Black girls are the only ethnic group that outnumber their male peers taking science, technology, engineering, and maths (STEM) A-levels, research exclusively shared with Schools Week reveals.
The finding comes from further analysis by think tank LKMco of a report they co-authored with Education Datalab for the Social Mobility Commission last month.
When it looked at the different uptake of A-levels in maths, biology, chemistry and physics among ethnic groups, it found that most (51 per cent) black pupils taking the subjects were girls.
Among all other ethnic groups, more boys took the subjects, with “white other” girls having the lowest take-up (41 per cent) of STEM courses.
Loic Menzies, director of LKMco, said that while a higher proportion of STEM entries from black students were girls, they nevertheless picked the subjects at a lower rate than black boys overall. Of all black girls studying A-levels, only 12 per cent took STEM, whereas among all black boys it was 15 per cent.

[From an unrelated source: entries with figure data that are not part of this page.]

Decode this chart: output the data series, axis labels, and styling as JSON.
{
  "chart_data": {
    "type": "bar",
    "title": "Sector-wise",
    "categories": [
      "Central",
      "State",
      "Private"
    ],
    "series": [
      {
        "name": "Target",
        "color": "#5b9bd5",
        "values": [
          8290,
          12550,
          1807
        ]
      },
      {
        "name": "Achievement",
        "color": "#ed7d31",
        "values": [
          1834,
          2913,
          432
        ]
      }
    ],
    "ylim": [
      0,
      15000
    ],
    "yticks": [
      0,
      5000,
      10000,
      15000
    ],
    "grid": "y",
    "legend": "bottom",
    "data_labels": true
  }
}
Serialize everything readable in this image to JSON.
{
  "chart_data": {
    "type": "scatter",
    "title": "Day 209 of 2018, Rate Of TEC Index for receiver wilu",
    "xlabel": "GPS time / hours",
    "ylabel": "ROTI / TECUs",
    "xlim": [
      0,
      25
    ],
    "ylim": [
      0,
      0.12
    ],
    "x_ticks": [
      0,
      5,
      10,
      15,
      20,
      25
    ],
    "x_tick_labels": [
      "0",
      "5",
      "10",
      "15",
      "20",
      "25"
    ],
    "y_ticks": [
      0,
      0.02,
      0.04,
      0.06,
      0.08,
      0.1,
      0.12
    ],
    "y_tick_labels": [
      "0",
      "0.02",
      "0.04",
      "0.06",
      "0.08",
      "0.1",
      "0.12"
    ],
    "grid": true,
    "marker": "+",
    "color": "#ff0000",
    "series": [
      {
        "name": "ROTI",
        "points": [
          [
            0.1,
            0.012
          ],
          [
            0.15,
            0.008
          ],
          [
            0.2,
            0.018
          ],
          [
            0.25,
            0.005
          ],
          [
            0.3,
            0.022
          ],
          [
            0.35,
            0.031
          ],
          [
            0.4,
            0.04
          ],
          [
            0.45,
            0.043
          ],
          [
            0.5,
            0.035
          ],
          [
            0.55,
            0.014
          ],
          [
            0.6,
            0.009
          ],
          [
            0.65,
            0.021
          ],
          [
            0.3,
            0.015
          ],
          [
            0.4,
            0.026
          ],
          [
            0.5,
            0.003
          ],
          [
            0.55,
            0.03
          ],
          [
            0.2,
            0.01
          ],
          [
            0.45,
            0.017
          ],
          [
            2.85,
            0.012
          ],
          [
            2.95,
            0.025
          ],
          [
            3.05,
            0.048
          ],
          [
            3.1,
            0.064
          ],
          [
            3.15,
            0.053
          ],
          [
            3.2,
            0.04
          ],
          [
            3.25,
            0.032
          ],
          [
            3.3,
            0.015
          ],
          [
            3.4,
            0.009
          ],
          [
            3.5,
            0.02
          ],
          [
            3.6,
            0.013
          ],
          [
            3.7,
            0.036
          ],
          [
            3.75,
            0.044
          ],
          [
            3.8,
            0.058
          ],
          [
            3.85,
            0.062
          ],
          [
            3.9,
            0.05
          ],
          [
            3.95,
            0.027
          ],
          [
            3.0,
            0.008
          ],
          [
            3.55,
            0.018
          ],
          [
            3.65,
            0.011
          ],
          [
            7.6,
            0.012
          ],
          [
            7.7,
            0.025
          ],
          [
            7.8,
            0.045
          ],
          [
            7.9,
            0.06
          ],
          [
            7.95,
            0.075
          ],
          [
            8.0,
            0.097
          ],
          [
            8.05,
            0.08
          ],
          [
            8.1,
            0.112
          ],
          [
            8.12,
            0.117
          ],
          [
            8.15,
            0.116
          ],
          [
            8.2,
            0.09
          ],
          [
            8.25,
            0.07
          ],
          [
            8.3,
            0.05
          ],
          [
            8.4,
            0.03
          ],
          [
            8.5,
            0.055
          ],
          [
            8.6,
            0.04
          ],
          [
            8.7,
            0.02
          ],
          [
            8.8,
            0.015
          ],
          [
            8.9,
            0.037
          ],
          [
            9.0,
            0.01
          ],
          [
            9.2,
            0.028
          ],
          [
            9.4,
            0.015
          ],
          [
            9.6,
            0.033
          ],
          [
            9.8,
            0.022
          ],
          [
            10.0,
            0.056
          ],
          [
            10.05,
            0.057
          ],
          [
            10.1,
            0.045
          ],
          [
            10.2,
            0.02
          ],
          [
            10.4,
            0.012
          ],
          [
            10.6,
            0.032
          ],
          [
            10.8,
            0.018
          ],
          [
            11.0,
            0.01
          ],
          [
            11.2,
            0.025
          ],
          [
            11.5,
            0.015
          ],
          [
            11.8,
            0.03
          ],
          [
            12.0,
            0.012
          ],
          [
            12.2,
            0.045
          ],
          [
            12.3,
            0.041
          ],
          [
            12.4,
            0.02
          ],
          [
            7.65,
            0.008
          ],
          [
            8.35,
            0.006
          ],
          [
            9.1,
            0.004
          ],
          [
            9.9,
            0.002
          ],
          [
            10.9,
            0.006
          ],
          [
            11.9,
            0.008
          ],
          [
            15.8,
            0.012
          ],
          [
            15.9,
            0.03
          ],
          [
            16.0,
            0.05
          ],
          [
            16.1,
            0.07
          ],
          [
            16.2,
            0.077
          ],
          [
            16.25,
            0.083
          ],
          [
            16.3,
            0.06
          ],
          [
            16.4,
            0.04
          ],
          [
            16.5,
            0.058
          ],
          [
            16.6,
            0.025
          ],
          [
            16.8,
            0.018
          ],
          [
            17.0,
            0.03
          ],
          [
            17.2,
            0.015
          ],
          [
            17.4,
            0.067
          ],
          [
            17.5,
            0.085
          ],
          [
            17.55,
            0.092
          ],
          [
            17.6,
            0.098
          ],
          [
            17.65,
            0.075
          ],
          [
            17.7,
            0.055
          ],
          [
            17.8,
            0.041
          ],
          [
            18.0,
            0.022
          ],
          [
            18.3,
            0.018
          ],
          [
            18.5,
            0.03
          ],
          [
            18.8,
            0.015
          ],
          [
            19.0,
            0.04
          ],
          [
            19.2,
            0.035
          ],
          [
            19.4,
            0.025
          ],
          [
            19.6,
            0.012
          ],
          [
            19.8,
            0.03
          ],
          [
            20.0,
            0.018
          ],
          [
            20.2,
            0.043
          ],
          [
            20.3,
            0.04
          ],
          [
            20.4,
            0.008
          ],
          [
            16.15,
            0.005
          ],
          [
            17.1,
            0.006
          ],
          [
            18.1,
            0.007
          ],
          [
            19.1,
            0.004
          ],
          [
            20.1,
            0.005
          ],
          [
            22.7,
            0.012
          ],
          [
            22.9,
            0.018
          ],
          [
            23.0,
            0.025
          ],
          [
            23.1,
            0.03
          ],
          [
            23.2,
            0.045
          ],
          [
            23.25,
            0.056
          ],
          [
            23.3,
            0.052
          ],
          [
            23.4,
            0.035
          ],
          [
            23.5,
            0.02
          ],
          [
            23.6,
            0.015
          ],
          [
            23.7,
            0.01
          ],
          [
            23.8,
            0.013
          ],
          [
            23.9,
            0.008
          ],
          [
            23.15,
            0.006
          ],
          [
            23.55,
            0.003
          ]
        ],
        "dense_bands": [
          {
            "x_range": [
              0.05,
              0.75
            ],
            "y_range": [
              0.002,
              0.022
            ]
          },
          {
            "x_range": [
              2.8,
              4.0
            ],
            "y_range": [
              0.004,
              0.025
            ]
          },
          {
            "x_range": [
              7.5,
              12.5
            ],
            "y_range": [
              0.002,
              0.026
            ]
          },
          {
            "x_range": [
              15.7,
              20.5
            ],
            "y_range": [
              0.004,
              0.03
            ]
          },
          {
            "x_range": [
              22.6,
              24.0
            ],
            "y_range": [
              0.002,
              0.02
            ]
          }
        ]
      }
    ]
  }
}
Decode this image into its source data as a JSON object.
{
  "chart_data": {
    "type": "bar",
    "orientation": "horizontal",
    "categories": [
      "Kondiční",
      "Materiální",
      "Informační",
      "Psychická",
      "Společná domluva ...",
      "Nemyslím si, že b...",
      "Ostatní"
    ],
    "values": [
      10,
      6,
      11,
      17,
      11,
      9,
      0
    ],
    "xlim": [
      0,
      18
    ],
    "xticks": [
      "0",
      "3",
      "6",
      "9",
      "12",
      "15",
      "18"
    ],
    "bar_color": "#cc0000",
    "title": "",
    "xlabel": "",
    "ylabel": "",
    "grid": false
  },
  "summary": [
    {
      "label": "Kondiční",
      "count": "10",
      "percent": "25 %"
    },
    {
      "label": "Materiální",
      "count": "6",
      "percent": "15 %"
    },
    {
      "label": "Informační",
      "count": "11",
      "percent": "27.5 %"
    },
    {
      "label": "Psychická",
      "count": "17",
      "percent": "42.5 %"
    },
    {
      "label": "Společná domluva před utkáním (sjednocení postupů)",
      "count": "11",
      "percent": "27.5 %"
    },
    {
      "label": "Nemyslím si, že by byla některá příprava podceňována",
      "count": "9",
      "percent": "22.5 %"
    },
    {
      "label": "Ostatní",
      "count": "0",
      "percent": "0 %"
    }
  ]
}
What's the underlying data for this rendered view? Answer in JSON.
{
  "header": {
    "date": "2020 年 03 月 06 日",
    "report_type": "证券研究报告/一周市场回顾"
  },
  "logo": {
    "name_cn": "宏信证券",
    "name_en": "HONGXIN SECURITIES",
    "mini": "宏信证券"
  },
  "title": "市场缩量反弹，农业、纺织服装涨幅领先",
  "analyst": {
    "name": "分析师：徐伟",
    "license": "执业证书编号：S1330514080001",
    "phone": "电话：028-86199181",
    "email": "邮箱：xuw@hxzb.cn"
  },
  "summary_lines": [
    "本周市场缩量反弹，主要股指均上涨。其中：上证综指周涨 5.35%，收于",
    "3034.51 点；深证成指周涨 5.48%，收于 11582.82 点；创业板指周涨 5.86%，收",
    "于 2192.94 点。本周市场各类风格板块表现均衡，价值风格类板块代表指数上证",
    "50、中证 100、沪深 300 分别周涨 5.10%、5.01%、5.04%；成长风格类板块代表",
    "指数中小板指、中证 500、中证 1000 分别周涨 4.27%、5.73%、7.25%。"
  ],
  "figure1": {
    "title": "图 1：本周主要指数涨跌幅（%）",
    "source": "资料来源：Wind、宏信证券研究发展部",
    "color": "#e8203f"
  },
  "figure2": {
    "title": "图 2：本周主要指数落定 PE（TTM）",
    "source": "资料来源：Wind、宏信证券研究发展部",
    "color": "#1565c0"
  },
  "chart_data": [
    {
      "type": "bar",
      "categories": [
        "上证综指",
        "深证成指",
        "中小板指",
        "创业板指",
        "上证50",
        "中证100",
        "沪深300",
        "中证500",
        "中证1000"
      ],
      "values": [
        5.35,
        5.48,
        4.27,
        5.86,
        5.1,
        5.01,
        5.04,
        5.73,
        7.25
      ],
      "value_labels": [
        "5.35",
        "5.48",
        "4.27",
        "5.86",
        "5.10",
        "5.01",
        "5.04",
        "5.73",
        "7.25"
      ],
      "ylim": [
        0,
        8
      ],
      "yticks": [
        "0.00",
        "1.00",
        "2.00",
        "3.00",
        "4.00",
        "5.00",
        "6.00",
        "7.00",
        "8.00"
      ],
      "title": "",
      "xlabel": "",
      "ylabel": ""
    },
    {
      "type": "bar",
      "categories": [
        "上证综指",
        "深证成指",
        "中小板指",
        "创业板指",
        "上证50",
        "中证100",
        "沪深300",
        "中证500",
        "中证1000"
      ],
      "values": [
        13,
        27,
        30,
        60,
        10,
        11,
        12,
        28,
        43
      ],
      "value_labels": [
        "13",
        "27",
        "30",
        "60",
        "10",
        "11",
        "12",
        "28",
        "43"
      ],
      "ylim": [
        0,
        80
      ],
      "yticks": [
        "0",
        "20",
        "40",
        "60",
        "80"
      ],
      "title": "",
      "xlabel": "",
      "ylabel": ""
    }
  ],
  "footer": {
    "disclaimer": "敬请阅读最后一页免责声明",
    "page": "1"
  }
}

But black girls outnumbered boys in the study because so many more go on to study A-levels compared with their male peers.
While it was controversial, Generating Genius was debating opening “boys’ only” programmes to improve the academic results of black boys
Tony Sewell, founder and director of Generating Genius, an organisation that supports pupils from disadvantaged backgrounds to take on STEM careers, said there was “obviously an issue” with black boys taking STEM A-levels, but “too many” of the black girls from the data would pursue “medical science careers”.
He told Schools Week: “The figures disguise the fact that too many of those girls are going for the medical sciences. In other words, the softer sciences. These are not engineers, physicists or chemical engineers, these are for medical and biology careers and so on.
“Even though I am happy that girls in this group are doing STEM, it is what sort of STEM they do.
“Black boys are obviously an issue here, and the findings do reflect the general situation we have on campuses. They are collapsing in the school space somewhere.”
Sewell added that the finding backs up the structure of his own organisation in which 60 per cent of high achievers were now female.
He said while it was controversial, Generating Genius was debating opening “boys’ only” programmes to put a “key focus” on improving the academic results of black boys.
LKMco’s research also revealed that black pupils, with their white British peers, overall took STEM A-levels at a low rate compared with other ethnic groups.
Of all pupils in the country taking these subjects, just 13 per cent were black and 13 per cent white British, while Pakistani/Bangladeshi pupils made up 18 per cent, and “other Asian” pupils made up 28 per cent.
The analysis also found that poorer pupils took fewer STEM subjects, particularly if they were white British or black.
Menzies said the finding showed that disadvantaged pupils from different ethnic groups “see a completely different role to science in terms of their future.
“We need to understand why among some ethnic groups science is seen as something as a valuable thing to pursue, whereas it is not seen as the case for others.”
Menzies said policymakers should use the research to look at and tackle assumptions across all subjects while recognising “cultural dimensions”.
“The intersection of ethnicity and gender and poverty matters too,” he said.